Matías Rolando, Head of Projects at EVE-MOVE, puts it succinctly: “Standardisation is key to ensuring better quality and availability.”
Within this framework, the company is developing a fleet management platform that analyses usage patterns, schedules charging during cheaper hours, and monitors battery health to extend lifespan.
The tariff model supports this logic: prioritise base charging during off-peak hours and reserve top-up sessions for public chargers, avoiding extra costs and equipment blockage.
Uruguay’s pricing model: Base + kWh + idling fee
State utility UTE’s tariff model combines three signals: a flat connection fee, energy pricing per kWh, and an idling penalty.
In AC charging, the connection fee is USD 0.95, and energy is billed at USD 0.18/kWh. For DC chargers, the base fee is USD 2.30 and the rate is around USD 0.20/kWh.
Idling fees are steep: USD 0.17/min (AC) and USD 0.21/min (DC) after 20 minutes plugged in without active charging. Just ten idle minutes on a DC charger could add nearly USD 2.15, making short sessions significantly more expensive.
The system also offers discounts.
Private users and fleets receive 30% off the per-kWh rate, while taxis and ride-hailing platforms receive 40% off and pay no base fee. This brings AC rates down to USD 0.13/kWh for individuals and as low as USD 0.11/kWh for taxis—even on fast chargers.
The price signal is clear: charge, top up, and move on.
Home vs. public charging: When does each make sense?
At home, with the Triple Time Residential Tariff (TRT), electricity is even cheaper: USD 0.057/kWh in off-peak hours, USD 0.12/kWh mid-peak, and USD 0.27/kWh during peak (excl. VAT).
Even with a 30% public charging discount, fast DC charging (USD 0.14–0.15/kWh) still costs 2–3 times more than home charging during off-peak hours.
UTE also offers incentives for installing residential chargers, encouraging users to shift consumption to off-peak periods.
CCS2 dominates; GB/T becomes obsolete
On public roads, CCS2 is now the dominant standard.
GB/T chargers, which gained ground with the influx of Chinese EVs, are becoming less relevant.
“Most of the public charging infrastructure today is CCS2,” says Rolando. However, some GB/T units remain in place to meet a dwindling demand.
The transition has been carefully managed. Dual-connector chargers have been installed at key locations to act as a bridge between both standards. “They ensure continuity and protect previous investments,” says Rolando, avoiding downtime for drivers still using GB/T vehicles.

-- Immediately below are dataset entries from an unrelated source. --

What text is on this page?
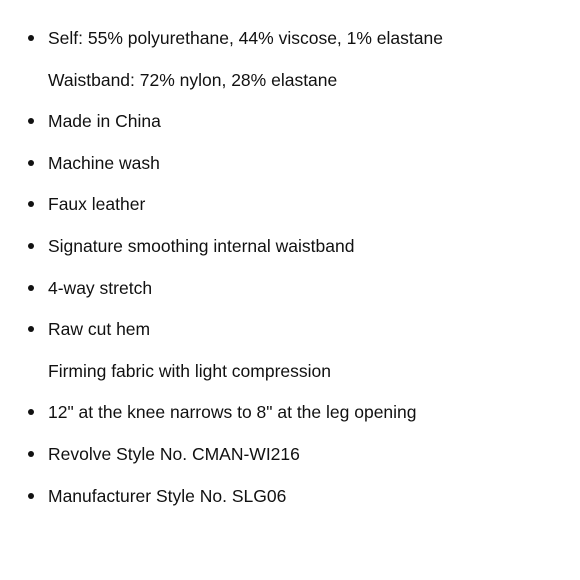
Self: 55% polyurethane, 44% viscose, 1% elastane
Waistband: 72% nylon, 28% elastane
Made in China
Machine wash
Faux leather
Signature smoothing internal waistband
4-way stretch
Raw cut hem
Firming fabric with light compression
12" at the knee narrows to 8" at the leg opening
Revolve Style No. CMAN-WI216
Manufacturer Style No. SLG06
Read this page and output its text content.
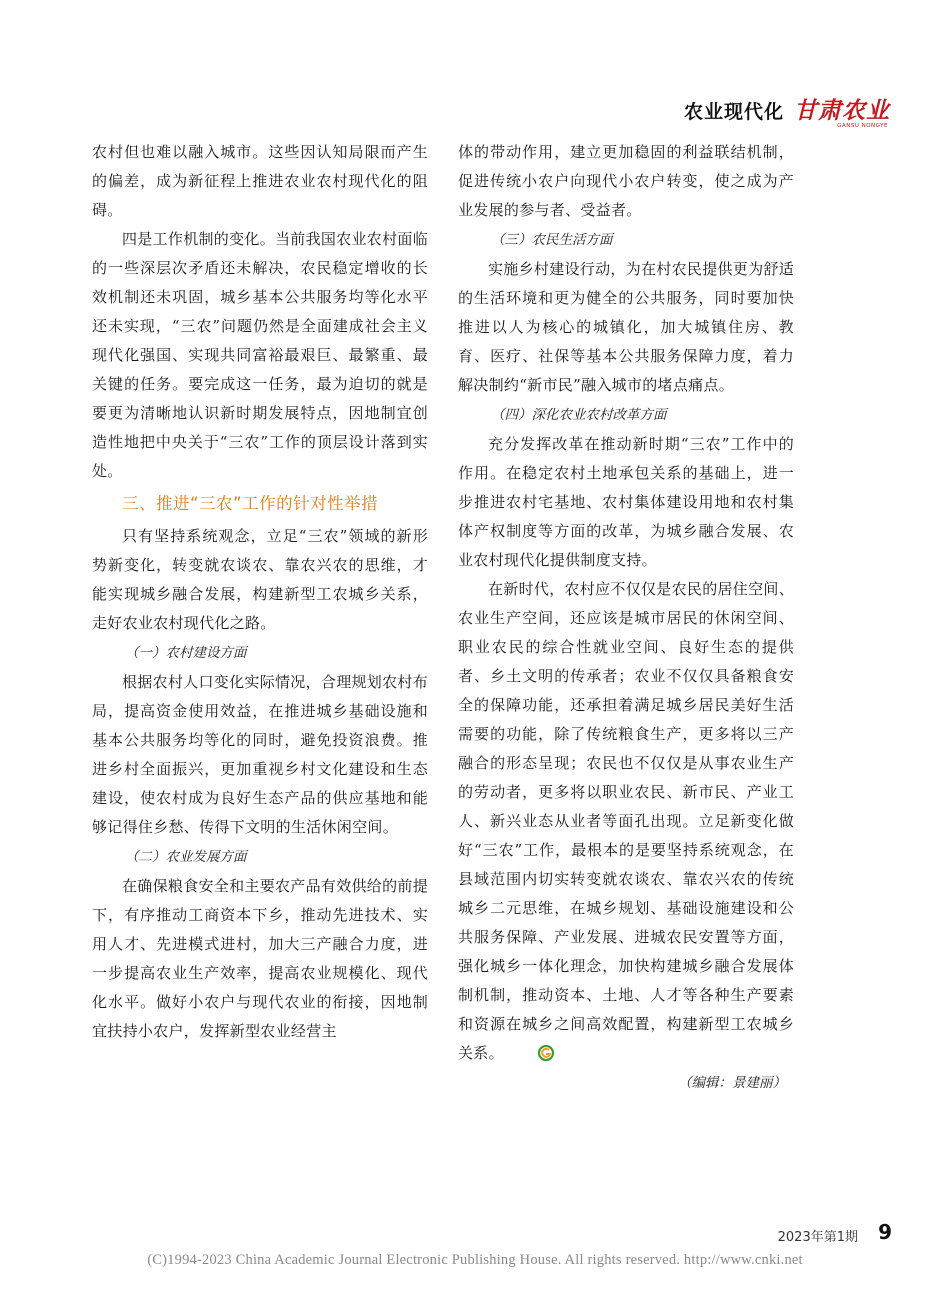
农业现代化 甘肃农业
GANSU NONGYE

农村但也难以融入城市。这些因认知局限而产生的偏差，成为新征程上推进农业农村现代化的阻碍。

四是工作机制的变化。当前我国农业农村面临的一些深层次矛盾还未解决，农民稳定增收的长效机制还未巩固，城乡基本公共服务均等化水平还未实现，“三农”问题仍然是全面建成社会主义现代化强国、实现共同富裕最艰巨、最繁重、最关键的任务。要完成这一任务，最为迫切的就是要更为清晰地认识新时期发展特点，因地制宜创造性地把中央关于“三农”工作的顶层设计落到实处。

三、推进“三农”工作的针对性举措

只有坚持系统观念，立足“三农”领域的新形势新变化，转变就农谈农、靠农兴农的思维，才能实现城乡融合发展，构建新型工农城乡关系，走好农业农村现代化之路。

（一）农村建设方面

根据农村人口变化实际情况，合理规划农村布局，提高资金使用效益，在推进城乡基础设施和基本公共服务均等化的同时，避免投资浪费。推进乡村全面振兴，更加重视乡村文化建设和生态建设，使农村成为良好生态产品的供应基地和能够记得住乡愁、传得下文明的生活休闲空间。

（二）农业发展方面

在确保粮食安全和主要农产品有效供给的前提下，有序推动工商资本下乡，推动先进技术、实用人才、先进模式进村，加大三产融合力度，进一步提高农业生产效率，提高农业规模化、现代化水平。做好小农户与现代农业的衔接，因地制宜扶持小农户，发挥新型农业经营主

体的带动作用，建立更加稳固的利益联结机制，促进传统小农户向现代小农户转变，使之成为产业发展的参与者、受益者。

（三）农民生活方面

实施乡村建设行动，为在村农民提供更为舒适的生活环境和更为健全的公共服务，同时要加快推进以人为核心的城镇化，加大城镇住房、教育、医疗、社保等基本公共服务保障力度，着力解决制约“新市民”融入城市的堵点痛点。

（四）深化农业农村改革方面

充分发挥改革在推动新时期“三农”工作中的作用。在稳定农村土地承包关系的基础上，进一步推进农村宅基地、农村集体建设用地和农村集体产权制度等方面的改革，为城乡融合发展、农业农村现代化提供制度支持。

在新时代，农村应不仅仅是农民的居住空间、农业生产空间，还应该是城市居民的休闲空间、职业农民的综合性就业空间、良好生态的提供者、乡土文明的传承者；农业不仅仅具备粮食安全的保障功能，还承担着满足城乡居民美好生活需要的功能，除了传统粮食生产，更多将以三产融合的形态呈现；农民也不仅仅是从事农业生产的劳动者，更多将以职业农民、新市民、产业工人、新兴业态从业者等面孔出现。立足新变化做好“三农”工作，最根本的是要坚持系统观念，在县域范围内切实转变就农谈农、靠农兴农的传统城乡二元思维，在城乡规划、基础设施建设和公共服务保障、产业发展、进城农民安置等方面，强化城乡一体化理念，加快构建城乡融合发展体制机制，推动资本、土地、人才等各种生产要素和资源在城乡之间高效配置，构建新型工农城乡关系。

（编辑：景建丽）

2023年第1期 9
(C)1994-2023 China Academic Journal Electronic Publishing House. All rights reserved. http://www.cnki.net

2025 bottleneck: Interoperability and roaming
With CCS2 consolidated, the friction now lies in access.
Different apps, limited payment methods, and lack of backend integration between operators create a fragmented user experience.

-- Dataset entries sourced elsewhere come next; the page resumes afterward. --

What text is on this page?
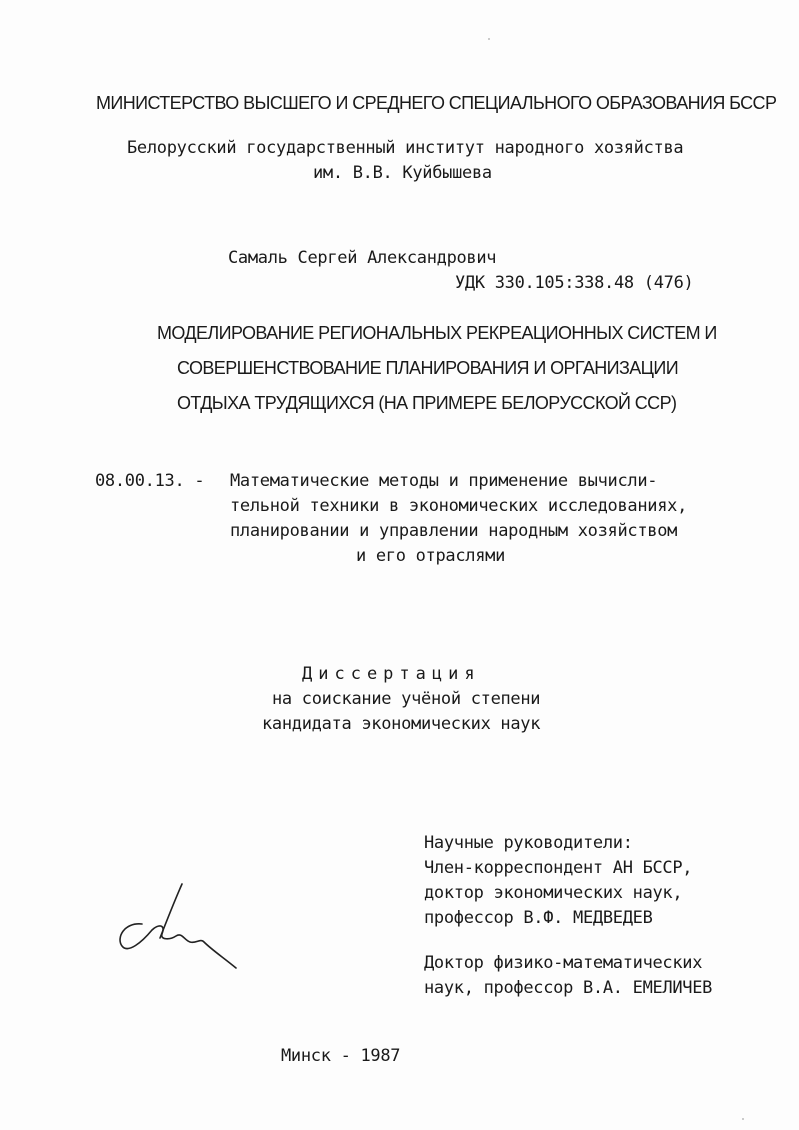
МИНИСТЕРСТВО ВЫСШЕГО И СРЕДНЕГО СПЕЦИАЛЬНОГО ОБРАЗОВАНИЯ БССР
Белорусский государственный институт народного хозяйства
им. В.В. Куйбышева
Самаль Сергей Александрович
УДК 330.105:338.48 (476)
МОДЕЛИРОВАНИЕ РЕГИОНАЛЬНЫХ РЕКРЕАЦИОННЫХ СИСТЕМ И
СОВЕРШЕНСТВОВАНИЕ ПЛАНИРОВАНИЯ И ОРГАНИЗАЦИИ
ОТДЫХА ТРУДЯЩИХСЯ (НА ПРИМЕРЕ БЕЛОРУССКОЙ ССР)
08.00.13. - Математические методы и применение вычисли-
тельной техники в экономических исследованиях,
планировании и управлении народным хозяйством
и его отраслями
Диссертация
на соискание учёной степени
кандидата экономических наук
Научные руководители:
Член-корреспондент АН БССР,
доктор экономических наук,
профессор В.Ф. МЕДВЕДЕВ
Доктор физико-математических
наук, профессор В.А. ЕМЕЛИЧЕВ
Минск - 1987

According to EVE-MOVE, the issue is no longer about hardware. “The problem isn’t the connector—it’s interoperability,” says Rolando.
According to EVE-MOVE, the issue is no longer about hardware.
“The problem isn’t the connector—it’s interoperability,” says Rolando. He argues that the current business model leads to “closed networks that don’t talk to each other,” limiting usage and reducing real infrastructure availability.
The solution lies in unified communication protocols and a roaming model that allows users to charge at any station, regardless of the operator.
The immediate roadmap focuses on three areas: local roaming, real-time data sharing, and standardised KPIs such as uptime, usage, and idling. The goal: a single credential to access any charger nationwide.
Uruguay has already settled two key debates—standardising connectors and establishing a pricing model that encourages efficient network use. Now, the competitive edge lies in a new layer: interoperability, open data, and intelligent management.